- Helen Mirren’s comments about Kurt Cobain never having experienced GPS went viral.
- But this isn’t the first time Mirren has mentioned Cobain — she’s been doing it for at least a decade.
- Mirren often invokes the death of the young Cobain in 1994 as she reflects on her approach to aging.
Over the past decade, Dame Helen Mirren has been asked a lot about how she feels about aging.
Mirren, 79, is grateful to have lived as long as she has. She has experienced “a world without technology”, as she told The Standard, but has also been privileged to experience modern wonders such as GPS tools and the internet.
Mirren, in interviews dating back at least a decade, has a very specific way of illustrating this point: Nirvana frontman Kurt Cobain, who died by suicide in 1994 at the age of 27.
“I always say it’s very sad that Kurt Cobain died when he died because he could never see GPS,” she told The Standard on her Brave New World podcast.
“It’s the most amazing thing, my little blue dot walking down the street,” she said of the technology. “I find it completely magical and incredible.”
Mirren’s comments went viral online after other publications picked them up from The Standard. On social media, people compared the quote to the satire site Clickhole, which regularly posts images of celebrities with fabricated quotes.
The timing of Cobain’s death functionally illustrates Mirren’s point, though it’s a roundabout way of getting there: the first website appeared in 1991, and the Mosaic web browser, which was released in 1993 and could display both photos and text, made the Internet more accessible to the general public. It wasn’t until 2007 that NPR stated that GPS had gone “mainstream” through personal devices, the same year Google Maps launched on smartphones. Five years later, Apple launched its own smartphone-based product, Apple Maps.
So Kurt Cobain didn’t have the GPS experience that Mirren describes. But she’s right about something else: she “always” brings Cobain up this way.
In 2014, the actor sat down with Oprah Winfrey for her film The 100 Foot Journey. At the time, Winfrey noted Mirren’s “energy and vibrancy” despite her age.
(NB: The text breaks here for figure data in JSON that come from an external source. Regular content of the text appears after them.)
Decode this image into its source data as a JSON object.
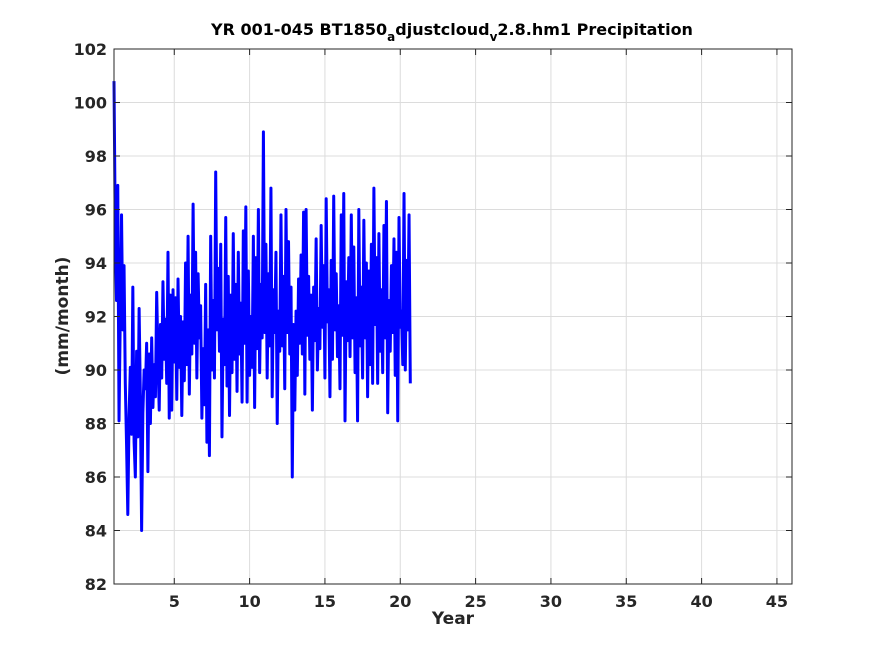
{
  "chart_data": {
    "type": "line",
    "title": {
      "part1": "YR 001-045 BT1850",
      "sub1": "a",
      "part2": "djustcloud",
      "sub2": "v",
      "part3": "2.8.hm1 Precipitation"
    },
    "xlabel": "Year",
    "ylabel": "(mm/month)",
    "xlim": [
      1,
      46
    ],
    "ylim": [
      82,
      102
    ],
    "xticks": [
      5,
      10,
      15,
      20,
      25,
      30,
      35,
      40,
      45
    ],
    "yticks": [
      82,
      84,
      86,
      88,
      90,
      92,
      94,
      96,
      98,
      100,
      102
    ],
    "grid": true,
    "line_color": "#0000ff",
    "series": [
      {
        "x_start": 1,
        "x_step": 0.08333,
        "values": [
          100.8,
          95.2,
          92.6,
          96.9,
          88.1,
          92.0,
          95.8,
          91.5,
          93.9,
          89.5,
          87.2,
          84.6,
          88.3,
          90.1,
          87.6,
          93.1,
          87.3,
          86.0,
          90.7,
          87.5,
          92.3,
          89.0,
          84.0,
          88.4,
          90.0,
          89.3,
          91.0,
          86.2,
          90.6,
          88.0,
          91.2,
          88.6,
          90.2,
          89.0,
          92.9,
          90.5,
          88.5,
          91.7,
          89.7,
          93.3,
          90.4,
          91.9,
          89.5,
          94.4,
          88.2,
          92.8,
          88.5,
          93.0,
          90.3,
          92.7,
          88.9,
          93.4,
          90.1,
          92.0,
          88.3,
          91.8,
          89.6,
          94.0,
          90.2,
          95.0,
          89.1,
          92.8,
          90.6,
          96.2,
          91.0,
          94.4,
          89.7,
          93.6,
          91.2,
          92.4,
          88.2,
          90.8,
          88.7,
          93.2,
          87.3,
          91.5,
          86.8,
          95.0,
          90.0,
          92.6,
          89.7,
          97.4,
          91.5,
          93.8,
          90.7,
          94.7,
          87.5,
          91.9,
          90.2,
          95.7,
          89.4,
          93.5,
          88.3,
          92.8,
          89.9,
          95.1,
          90.4,
          93.2,
          89.2,
          94.4,
          90.6,
          92.5,
          88.8,
          95.2,
          91.0,
          96.1,
          88.8,
          93.7,
          89.8,
          92.0,
          90.1,
          95.0,
          88.6,
          94.2,
          90.8,
          96.0,
          89.9,
          93.2,
          91.2,
          98.9,
          91.4,
          94.7,
          89.7,
          93.6,
          90.9,
          96.8,
          89.0,
          93.0,
          91.4,
          94.4,
          88.0,
          92.2,
          90.7,
          95.8,
          90.9,
          93.5,
          89.3,
          96.0,
          91.4,
          94.8,
          90.6,
          93.1,
          86.0,
          91.7,
          88.5,
          92.2,
          89.8,
          93.4,
          91.0,
          94.3,
          90.6,
          95.9,
          89.1,
          96.0,
          91.3,
          93.5,
          90.4,
          92.8,
          88.5,
          93.1,
          91.1,
          94.9,
          90.0,
          92.3,
          90.8,
          95.4,
          91.6,
          93.9,
          89.7,
          96.4,
          91.8,
          93.0,
          89.0,
          94.1,
          90.4,
          96.5,
          91.5,
          93.6,
          90.5,
          92.4,
          89.3,
          95.8,
          91.3,
          96.6,
          88.1,
          93.3,
          91.1,
          94.2,
          90.5,
          95.8,
          91.2,
          94.6,
          89.9,
          92.7,
          88.1,
          96.0,
          90.9,
          93.1,
          89.7,
          95.6,
          91.2,
          94.0,
          89.0,
          93.7,
          90.2,
          94.7,
          89.5,
          96.8,
          91.7,
          94.2,
          89.5,
          95.1,
          90.7,
          93.0,
          89.9,
          95.4,
          91.2,
          96.3,
          88.4,
          92.6,
          90.7,
          93.9,
          91.4,
          94.9,
          89.8,
          94.4,
          88.1,
          95.7,
          91.6,
          92.2,
          90.2,
          96.6,
          90.0,
          94.1,
          91.5,
          95.8,
          89.5
        ]
      }
    ]
  }
}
“You either die young or you die old,” Mirren said at the time. “There is no other way. I didn’t want to die young. Look at Kurt Cobain – he hardly saw a computer!”
In 2015, she told Cosmopolitan that she was “thinking about Kurt Cobain the other day” because she was surprised he had never experienced the Internet. She made similar comments to beauty publication Get the Gloss that same year and to The Daily Mail in 2016.
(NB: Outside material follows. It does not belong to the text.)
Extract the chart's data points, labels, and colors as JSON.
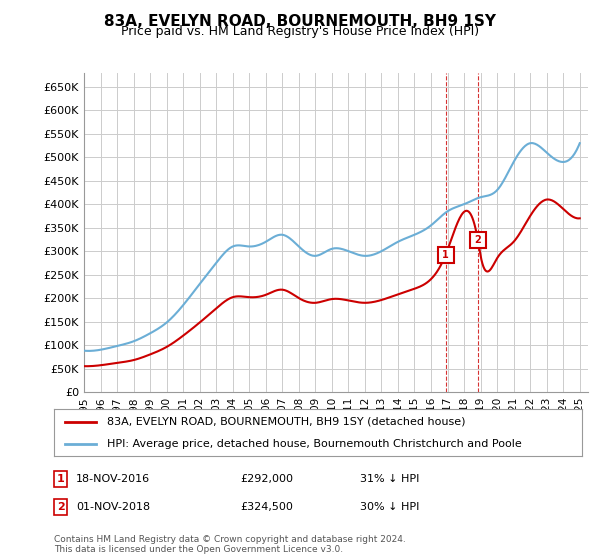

In 2020, Mirren mentioned Cobain in the context of GPS technology in an interview with Oprah’s website.
“The way I see it, you have two choices in life: you can either get old, or you can die. And I want to keep seeing what life has in store,” she said. “I think about Kurt Cobain and all that he missed. I mean, how sad that he never knew about GPS.”
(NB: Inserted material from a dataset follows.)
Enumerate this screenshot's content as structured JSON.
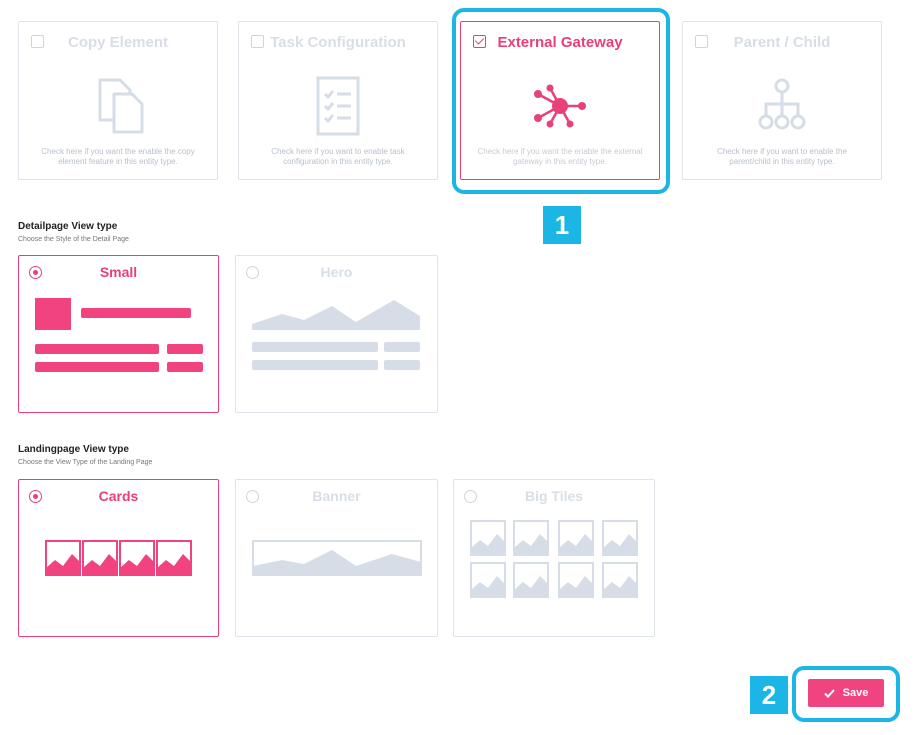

To be fair to Mirren, it’s not unusual for actors or public figures to repeat anecdotes or particular turns of phrase in interviews. And for Mirren, who has been asked repeatedly about aging in her 70s, it’s understandable that she’d have an anecdote about mortality.
But why is that anecdote about Kurt Cobain? Other than the fact that he’s a major cultural figure who died remarkably young, that’s anyone’s guess. A representative for Mirren did not immediately respond to Business Insider’s request for comment.